Ali onde a Galiza decidiu rebelar-se contra o poder do Estado, ali foi esmagada pelo mesmo, sofrendo o agressivo nacionalismo espanhol; sofreu empobrecimento cultural e o impedimento de enriquecer-se e tornar-se prospera por não poder tomar contato com outras culturas europeias por causa da intolerância religiosa dos Áustrias e dos Bourbons; sofreu o exercito espanhol em épocas tão próximas como no 1936-1939, por não falar de épocas anteriores mais afastadas no tempo e na memória mas não por isso menos selvagens. Todo o acontecer da história da Galiza desde o momento em que se integrou na Coroa de Castela, e o que logo foi a Espanha, tem sido um brutal e histórico desprezo que tem levado à Galiza à humilhação e à progressiva perda da autoestima
E todo isto, porquê?
Achamos que se deve ao medo, também histórico, que o poder espanhol de signo castelhano nos teve e nos tem, devido à força da personalidade da Galiza que mesmo concorreu com Castela por um projeto nacional e que no pior dos momentos nunca se deixou assimilar facilmente, assim mesmo deve-se ao medo à reação duma Galiza organizada e consciente de si própria. Isto vem reafirmado pelos seguintes factos:
* A Galiza perdeu a sua independência em 1230, muitos séculos antes do que outros territórios peninsulares que perderam a sua identidade política no século XVIII, e mesmo passou uma época histórica, de fins do XV até o XIX e mesmo até hoje, em total e absoluto silêncio, sem nada que dizer como povo e no entanto a Galiza ainda existe hoje como nação. Esses outros povos, como Aragão, por exemplo, não têm hoje personalidade nacional diferenciada e original ou não têm a força partidária nacionalista como a tem Galiza, embora conservem a sua personalidade nacional, como Valência, ou mesmo legal-institucional, além de nacional basca como Navarra. Se compararmos relativamente e não absolutamente a situação nacionalitária da Galiza com a da Catalunha, que perdeu a sua personalidade política recentemente e não teve nenhuma época histórica paralela ou semelhante aos nossos Séculos Obscuros o resultado poderia ser favorável à Galiza que perdeu a sua personalidade política há quase oitocentos anos, e o cultivo da sua língua no seu território há aproximadamente cinco séculos.

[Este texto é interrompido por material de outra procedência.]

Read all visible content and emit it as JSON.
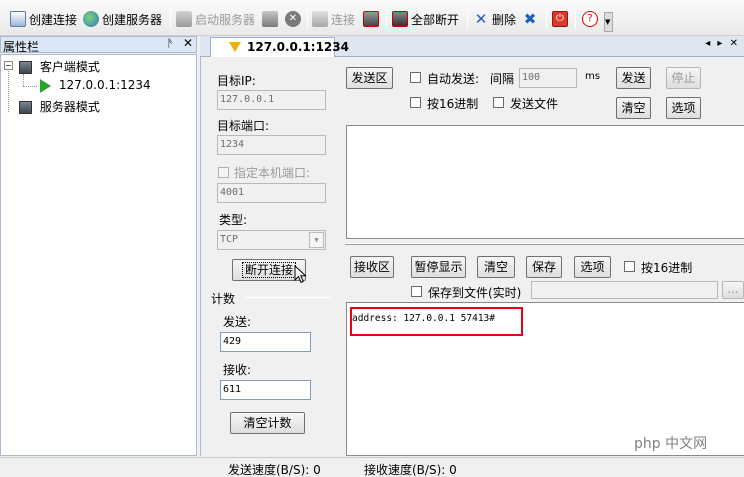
{
  "toolbar": {
    "create_connection": "创建连接",
    "create_server": "创建服务器",
    "start_server": "启动服务器",
    "connect": "连接",
    "disconnect_all": "全部断开",
    "delete": "删除"
  },
  "left_panel": {
    "title": "属性栏",
    "pin": "ᚫ",
    "close": "✕",
    "tree": {
      "client_mode": "客户端模式",
      "client_connection": "127.0.0.1:1234",
      "server_mode": "服务器模式"
    }
  },
  "tab": {
    "label": "127.0.0.1:1234",
    "nav": "◂ ▸ ✕"
  },
  "connection": {
    "target_ip_label": "目标IP:",
    "target_ip": "127.0.0.1",
    "target_port_label": "目标端口:",
    "target_port": "1234",
    "local_port_label": "指定本机端口:",
    "local_port": "4001",
    "type_label": "类型:",
    "type_value": "TCP",
    "disconnect_button": "断开连接"
  },
  "counts": {
    "title": "计数",
    "sent_label": "发送:",
    "sent": "429",
    "recv_label": "接收:",
    "recv": "611",
    "clear_button": "清空计数"
  },
  "send": {
    "area_button": "发送区",
    "auto_send": "自动发送:",
    "interval_label": "间隔",
    "interval": "100",
    "interval_unit": "ms",
    "send_button": "发送",
    "stop_button": "停止",
    "hex_label": "按16进制",
    "send_file_label": "发送文件",
    "clear_button": "清空",
    "options_button": "选项"
  },
  "receive": {
    "area_button": "接收区",
    "pause_button": "暂停显示",
    "clear_button": "清空",
    "save_button": "保存",
    "options_button": "选项",
    "hex_label": "按16进制",
    "save_to_file_label": "保存到文件(实时)",
    "browse": "...",
    "content": "address: 127.0.0.1 57413#"
  },
  "status": {
    "send_speed": "发送速度(B/S): 0",
    "recv_speed": "接收速度(B/S): 0"
  },
  "watermark": "php 中文网",
  "colors": {
    "highlight_box": "#e8001c",
    "panel_header": "#dce7f5",
    "play_arrow": "#2aa52a"
  }
}
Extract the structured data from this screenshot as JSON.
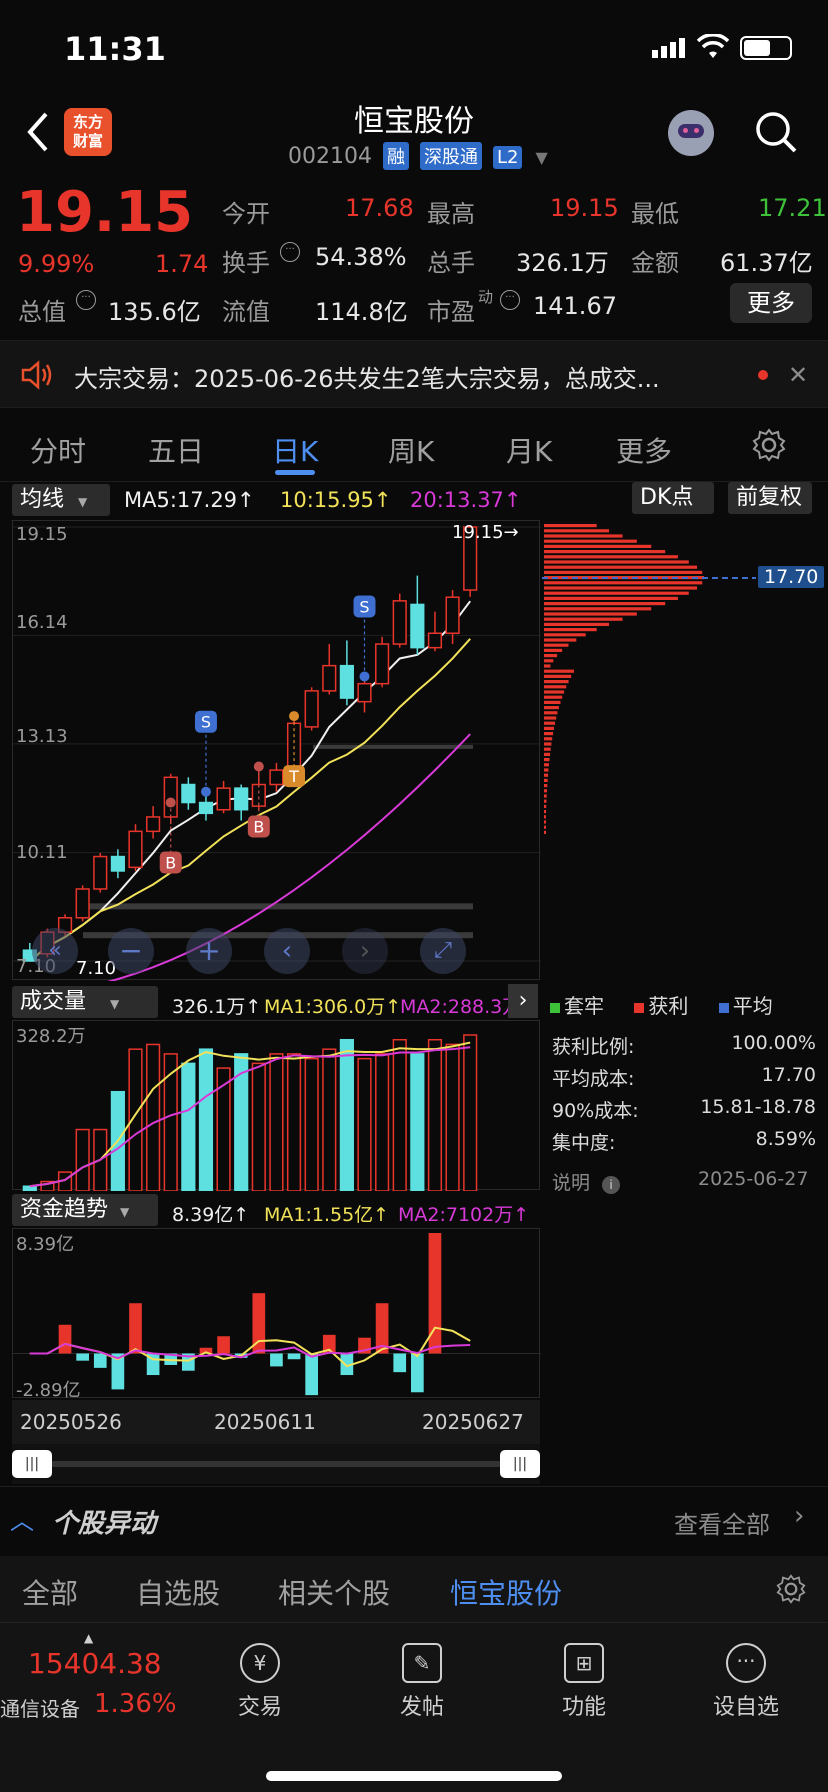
{
  "status_bar": {
    "time": "11:31"
  },
  "header": {
    "title": "恒宝股份",
    "code": "002104",
    "tags": [
      "融",
      "深股通",
      "L2"
    ],
    "logo_text_line1": "东方",
    "logo_text_line2": "财富"
  },
  "quote": {
    "price": "19.15",
    "change_pct": "9.99%",
    "change": "1.74",
    "open_label": "今开",
    "open": "17.68",
    "high_label": "最高",
    "high": "19.15",
    "low_label": "最低",
    "low": "17.21",
    "turnover_label": "换手",
    "turnover": "54.38%",
    "volume_label": "总手",
    "volume": "326.1万",
    "amount_label": "金额",
    "amount": "61.37亿",
    "total_cap_label": "总值",
    "total_cap": "135.6亿",
    "float_cap_label": "流值",
    "float_cap": "114.8亿",
    "pe_label": "市盈",
    "pe_sup": "动",
    "pe": "141.67",
    "more_label": "更多"
  },
  "notice": {
    "text": "大宗交易：2025-06-26共发生2笔大宗交易，总成交..."
  },
  "tabs": {
    "t1": "分时",
    "t2": "五日",
    "t3": "日K",
    "t4": "周K",
    "t5": "月K",
    "t6": "更多"
  },
  "kline": {
    "indicator_label": "均线",
    "ma5": "MA5:17.29↑",
    "ma10": "10:15.95↑",
    "ma20": "20:13.37↑",
    "dk_label": "DK点",
    "adjust_label": "前复权",
    "y_labels": [
      "19.15",
      "16.14",
      "13.13",
      "10.11",
      "7.10"
    ],
    "max_label": "19.15→",
    "min_label": "7.10",
    "chip_price": "17.70",
    "markers": {
      "s1": "S",
      "s2": "S",
      "b1": "B",
      "b2": "B",
      "t1": "T"
    }
  },
  "chart_data": {
    "type": "candlestick",
    "candles": [
      {
        "o": 7.4,
        "c": 7.1,
        "h": 7.6,
        "l": 7.1
      },
      {
        "o": 7.3,
        "c": 7.9,
        "h": 8.0,
        "l": 7.2
      },
      {
        "o": 7.9,
        "c": 8.3,
        "h": 8.4,
        "l": 7.8
      },
      {
        "o": 8.3,
        "c": 9.1,
        "h": 9.2,
        "l": 8.2
      },
      {
        "o": 9.1,
        "c": 10.0,
        "h": 10.1,
        "l": 9.0
      },
      {
        "o": 10.0,
        "c": 9.6,
        "h": 10.2,
        "l": 9.4
      },
      {
        "o": 9.7,
        "c": 10.7,
        "h": 10.9,
        "l": 9.6
      },
      {
        "o": 10.7,
        "c": 11.1,
        "h": 11.4,
        "l": 10.5
      },
      {
        "o": 11.1,
        "c": 12.2,
        "h": 12.3,
        "l": 10.9
      },
      {
        "o": 12.0,
        "c": 11.5,
        "h": 12.2,
        "l": 11.3
      },
      {
        "o": 11.5,
        "c": 11.2,
        "h": 11.8,
        "l": 11.0
      },
      {
        "o": 11.3,
        "c": 11.9,
        "h": 12.1,
        "l": 11.2
      },
      {
        "o": 11.9,
        "c": 11.3,
        "h": 12.0,
        "l": 11.0
      },
      {
        "o": 11.4,
        "c": 12.0,
        "h": 12.6,
        "l": 11.3
      },
      {
        "o": 12.0,
        "c": 12.4,
        "h": 12.6,
        "l": 11.8
      },
      {
        "o": 12.5,
        "c": 13.7,
        "h": 13.9,
        "l": 12.4
      },
      {
        "o": 13.6,
        "c": 14.6,
        "h": 14.7,
        "l": 13.5
      },
      {
        "o": 14.6,
        "c": 15.3,
        "h": 15.9,
        "l": 14.5
      },
      {
        "o": 15.3,
        "c": 14.4,
        "h": 16.0,
        "l": 14.2
      },
      {
        "o": 14.3,
        "c": 14.8,
        "h": 15.1,
        "l": 14.0
      },
      {
        "o": 14.8,
        "c": 15.9,
        "h": 16.1,
        "l": 14.7
      },
      {
        "o": 15.9,
        "c": 17.1,
        "h": 17.3,
        "l": 15.8
      },
      {
        "o": 17.0,
        "c": 15.8,
        "h": 17.8,
        "l": 15.6
      },
      {
        "o": 15.8,
        "c": 16.2,
        "h": 16.8,
        "l": 15.7
      },
      {
        "o": 16.2,
        "c": 17.2,
        "h": 17.4,
        "l": 15.9
      },
      {
        "o": 17.4,
        "c": 19.15,
        "h": 19.15,
        "l": 17.21
      }
    ],
    "volume_series": [
      0.1,
      0.2,
      0.4,
      1.3,
      1.3,
      2.1,
      3.0,
      3.1,
      2.9,
      2.7,
      3.0,
      2.6,
      2.9,
      2.7,
      2.9,
      2.9,
      2.8,
      3.0,
      3.2,
      2.8,
      2.9,
      3.2,
      2.9,
      3.2,
      3.1,
      3.3
    ],
    "fund_series": [
      0.0,
      0.0,
      2.0,
      -0.5,
      -1.0,
      -2.5,
      3.5,
      -1.5,
      -0.8,
      -1.2,
      0.4,
      1.2,
      -0.3,
      4.2,
      -0.9,
      -0.4,
      -2.9,
      1.3,
      -1.5,
      1.1,
      3.5,
      -1.3,
      -2.7,
      8.39,
      0,
      0
    ]
  },
  "volume": {
    "label": "成交量",
    "value": "326.1万↑",
    "ma1": "MA1:306.0万↑",
    "ma2": "MA2:288.3万",
    "y_top": "328.2万"
  },
  "fund": {
    "label": "资金趋势",
    "value": "8.39亿↑",
    "ma1": "MA1:1.55亿↑",
    "ma2": "MA2:7102万↑",
    "y_top": "8.39亿",
    "y_bottom": "-2.89亿",
    "dates": [
      "20250526",
      "20250611",
      "20250627"
    ]
  },
  "chips": {
    "legend": [
      "套牢",
      "获利",
      "平均"
    ],
    "rows": [
      {
        "k": "获利比例:",
        "v": "100.00%"
      },
      {
        "k": "平均成本:",
        "v": "17.70"
      },
      {
        "k": "90%成本:",
        "v": "15.81-18.78"
      },
      {
        "k": "集中度:",
        "v": "8.59%"
      }
    ],
    "note_label": "说明",
    "date": "2025-06-27"
  },
  "movement": {
    "title": "个股异动",
    "view_all": "查看全部"
  },
  "bottom_tabs": {
    "t1": "全部",
    "t2": "自选股",
    "t3": "相关个股",
    "t4": "恒宝股份"
  },
  "footer": {
    "index_value": "15404.38",
    "index_name": "通信设备",
    "index_pct": "1.36%",
    "items": [
      "交易",
      "发帖",
      "功能",
      "设自选"
    ]
  }
}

*De perdermos a nossa língua, signo e símbolo absoluto de nacionalidade, temos a possibilidade sempre real de recuperarmo-la via português. Daí a vontade proveniente do poder de diferenciarem galego e português, para que não fique consciência de identidade e impedirem de todas as formas possíveis a regeneração e a recuperação.

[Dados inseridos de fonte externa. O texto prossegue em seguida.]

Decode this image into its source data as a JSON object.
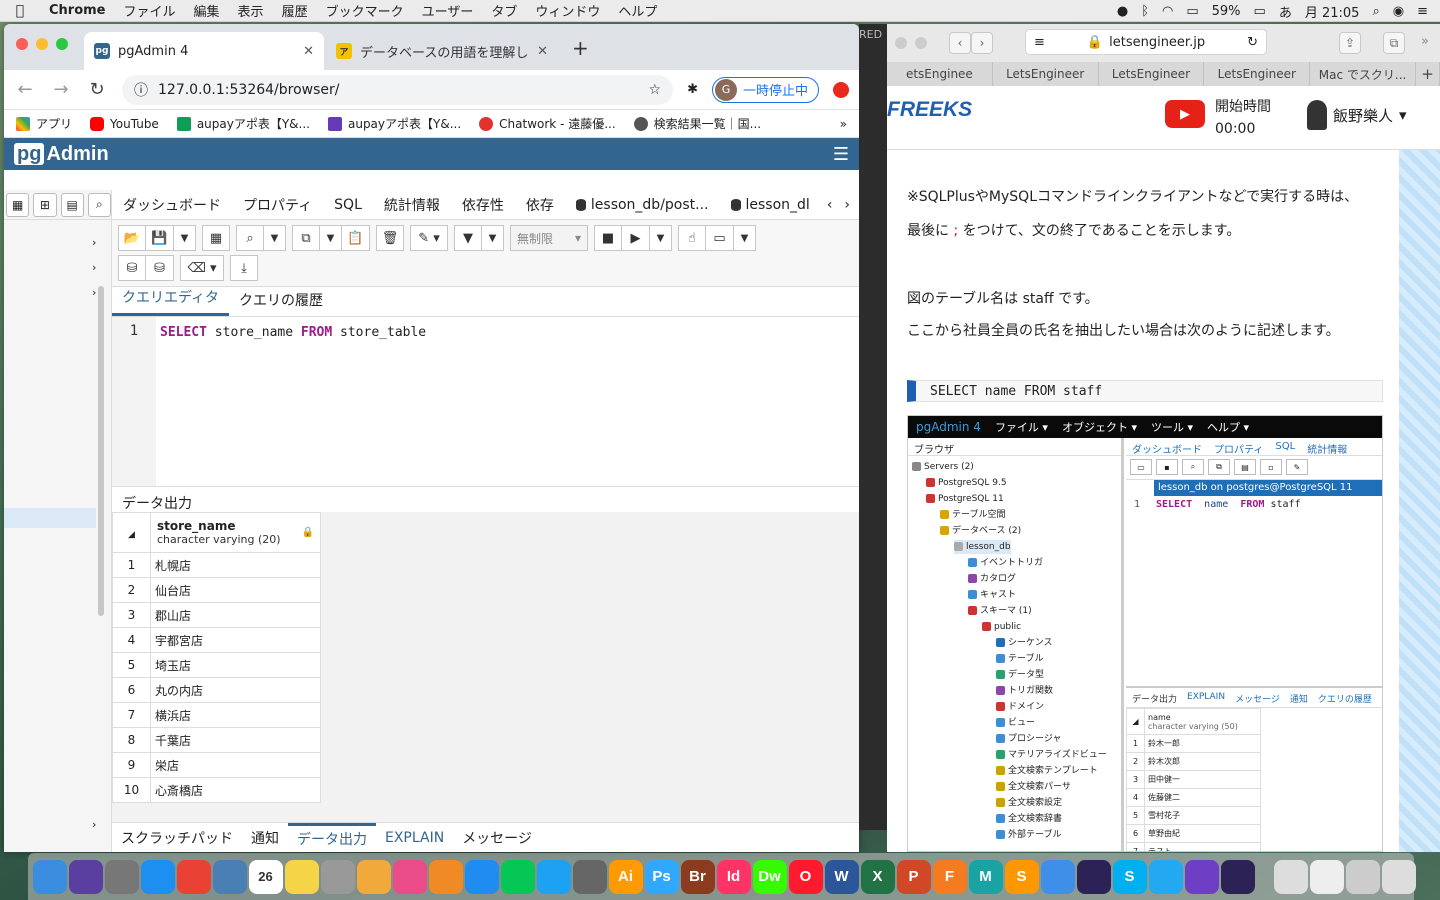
{
  "menubar": {
    "app": "Chrome",
    "items": [
      "ファイル",
      "編集",
      "表示",
      "履歴",
      "ブックマーク",
      "ユーザー",
      "タブ",
      "ウィンドウ",
      "ヘルプ"
    ],
    "battery": "59%",
    "kana": "あ",
    "clock": "月 21:05"
  },
  "chrome": {
    "tabs": [
      {
        "title": "pgAdmin 4",
        "favicon": "pg"
      },
      {
        "title": "データベースの用語を理解しよう",
        "favicon": "ア"
      }
    ],
    "url": "127.0.0.1:53264/browser/",
    "pause_label": "一時停止中",
    "avatar": "G",
    "bookmarks": [
      "アプリ",
      "YouTube",
      "aupayアポ表【Y&...",
      "aupayアポ表【Y&...",
      "Chatwork - 遠藤優...",
      "検索結果一覧｜国..."
    ]
  },
  "pgadmin": {
    "logo_pg": "pg",
    "logo_rest": "Admin",
    "tabs": [
      "ダッシュボード",
      "プロパティ",
      "SQL",
      "統計情報",
      "依存性",
      "依存",
      "lesson_db/post...",
      "lesson_dl"
    ],
    "limit_label": "無制限",
    "editor_tabs": [
      "クエリエディタ",
      "クエリの履歴"
    ],
    "line_number": "1",
    "sql": {
      "kw1": "SELECT",
      "col": " store_name ",
      "kw2": "FROM",
      "tbl": " store_table"
    },
    "output_title": "データ出力",
    "column": {
      "name": "store_name",
      "type": "character varying (20)"
    },
    "rows": [
      "札幌店",
      "仙台店",
      "郡山店",
      "宇都宮店",
      "埼玉店",
      "丸の内店",
      "横浜店",
      "千葉店",
      "栄店",
      "心斎橋店"
    ],
    "bottom_tabs": [
      "スクラッチパッド",
      "通知",
      "データ出力",
      "EXPLAIN",
      "メッセージ"
    ]
  },
  "strip_label": "RED",
  "safari": {
    "url": "letsengineer.jp",
    "tabs": [
      "etsEnginee",
      "LetsEngineer",
      "LetsEngineer",
      "LetsEngineer",
      "Mac でスクリ..."
    ],
    "logo": "FREEKS",
    "start_label": "開始時間",
    "start_time": "00:00",
    "user": "飯野樂人",
    "p1": "※SQLPlusやMySQLコマンドラインクライアントなどで実行する時は、",
    "p2a": "最後に ",
    "p2semi": ";",
    "p2b": " をつけて、文の終了であることを示します。",
    "p3": "図のテーブル名は staff です。",
    "p4": "ここから社員全員の氏名を抽出したい場合は次のように記述します。",
    "code": "SELECT name FROM staff"
  },
  "shot": {
    "brand": "pgAdmin 4",
    "menus": [
      "ファイル ▾",
      "オブジェクト ▾",
      "ツール ▾",
      "ヘルプ ▾"
    ],
    "browser": "ブラウザ",
    "tree": [
      "Servers (2)",
      "PostgreSQL 9.5",
      "PostgreSQL 11",
      "テーブル空間",
      "データベース (2)",
      "lesson_db",
      "イベントトリガ",
      "カタログ",
      "キャスト",
      "スキーマ (1)",
      "public",
      "シーケンス",
      "テーブル",
      "データ型",
      "トリガ関数",
      "ドメイン",
      "ビュー",
      "プロシージャ",
      "マテリアライズドビュー",
      "全文検索テンプレート",
      "全文検索パーサ",
      "全文検索設定",
      "全文検索辞書",
      "外部テーブル"
    ],
    "tabs": [
      "ダッシュボード",
      "プロパティ",
      "SQL",
      "統計情報"
    ],
    "query_title": "lesson_db on postgres@PostgreSQL 11",
    "sql": {
      "kw1": "SELECT",
      "col": "name",
      "kw2": "FROM",
      "tbl": "staff"
    },
    "out_tabs": [
      "データ出力",
      "EXPLAIN",
      "メッセージ",
      "通知",
      "クエリの履歴"
    ],
    "col_name": "name",
    "col_type": "character varying (50)",
    "rows": [
      "鈴木一郎",
      "鈴木次郎",
      "田中健一",
      "佐藤健二",
      "雪村花子",
      "草野由紀",
      "テスト"
    ]
  },
  "dock": {
    "calendar_day": "26"
  }
}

*Portugal é originariamente um retalho da Galiza, como diz o Castelao, e produto histórico do projeto nacional galaico, dizemos nós, portanto, um Estado independente fruto do nosso génio nacional ao qual podemos e devemos recorrer em caso de necessidade, uma vez salvada a situação de adormecimento que Portugal tem a respeito da Galiza e ao invês e da qual só nós nos podemos tirar. Essa necessidade de Portugal não só é válida do ponto de vista lingüístico-cultural mas também do ponto de vista político e essa é uma vantagem que não têm bascos nem catalães. Portanto, o nacionalismo galego entendido na sua plenitude é muito mais incómodo para o projecto nacional panibérico de signo castelhano do que o basco ou o catalão, daí a estratégia do desprezo e do ocultamento histórico, de ignorarem-nos na sua história oficial.

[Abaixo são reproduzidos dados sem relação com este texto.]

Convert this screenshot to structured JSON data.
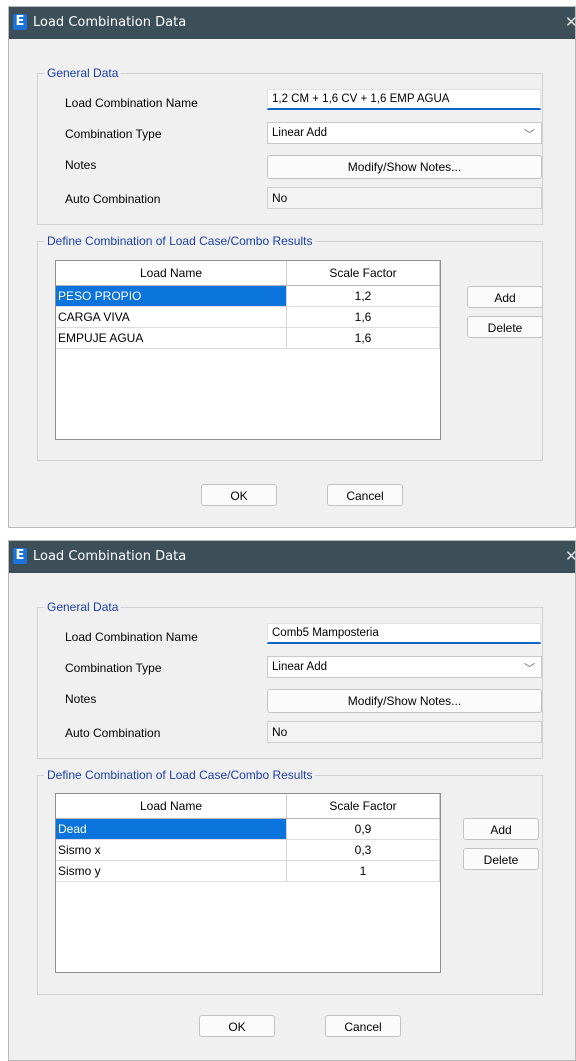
{
  "dialogs": [
    {
      "title": "Load Combination Data",
      "logo": "E",
      "general_group": "General Data",
      "name_label": "Load Combination Name",
      "name_value": "1,2 CM + 1,6 CV + 1,6 EMP AGUA",
      "type_label": "Combination Type",
      "type_value": "Linear Add",
      "notes_label": "Notes",
      "notes_button": "Modify/Show Notes...",
      "auto_label": "Auto Combination",
      "auto_value": "No",
      "define_group": "Define Combination of Load Case/Combo Results",
      "columns": [
        "Load Name",
        "Scale Factor"
      ],
      "rows": [
        {
          "name": "PESO PROPIO",
          "factor": "1,2",
          "selected": true
        },
        {
          "name": "CARGA VIVA",
          "factor": "1,6",
          "selected": false
        },
        {
          "name": "EMPUJE AGUA",
          "factor": "1,6",
          "selected": false
        }
      ],
      "add_button": "Add",
      "delete_button": "Delete",
      "ok_button": "OK",
      "cancel_button": "Cancel"
    },
    {
      "title": "Load Combination Data",
      "logo": "E",
      "general_group": "General Data",
      "name_label": "Load Combination Name",
      "name_value": "Comb5 Mamposteria",
      "type_label": "Combination Type",
      "type_value": "Linear Add",
      "notes_label": "Notes",
      "notes_button": "Modify/Show Notes...",
      "auto_label": "Auto Combination",
      "auto_value": "No",
      "define_group": "Define Combination of Load Case/Combo Results",
      "columns": [
        "Load Name",
        "Scale Factor"
      ],
      "rows": [
        {
          "name": "Dead",
          "factor": "0,9",
          "selected": true
        },
        {
          "name": "Sismo x",
          "factor": "0,3",
          "selected": false
        },
        {
          "name": "Sismo y",
          "factor": "1",
          "selected": false
        }
      ],
      "add_button": "Add",
      "delete_button": "Delete",
      "ok_button": "OK",
      "cancel_button": "Cancel"
    }
  ],
  "icons": {
    "close": "close-icon",
    "dropdown": "chevron-down-icon",
    "app": "etabs-logo-icon"
  },
  "colors": {
    "titlebar": "#3c4e58",
    "selection": "#0a73dc",
    "group_legend": "#1a3fa8",
    "input_underline": "#1064c8"
  }
}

*A Galiza não está morta, vive, resiste e manifesta-se, pelo qual o sentimento de medo que o centralismo historico manifesta com a reação dos partidos políticos espanhóis contra o nacionalismo galego gera mais injustiça contra a Galiza e sentimento de agrávio nos galegos, e isto devém em consciência, que o Estado tenta frear com as armadilhas oportunas facilitadas pela posse do poder, mas sabemos que toda ação tem a sua reação, e a mais ação contra a Galiza mais reação criará esta por necessidade.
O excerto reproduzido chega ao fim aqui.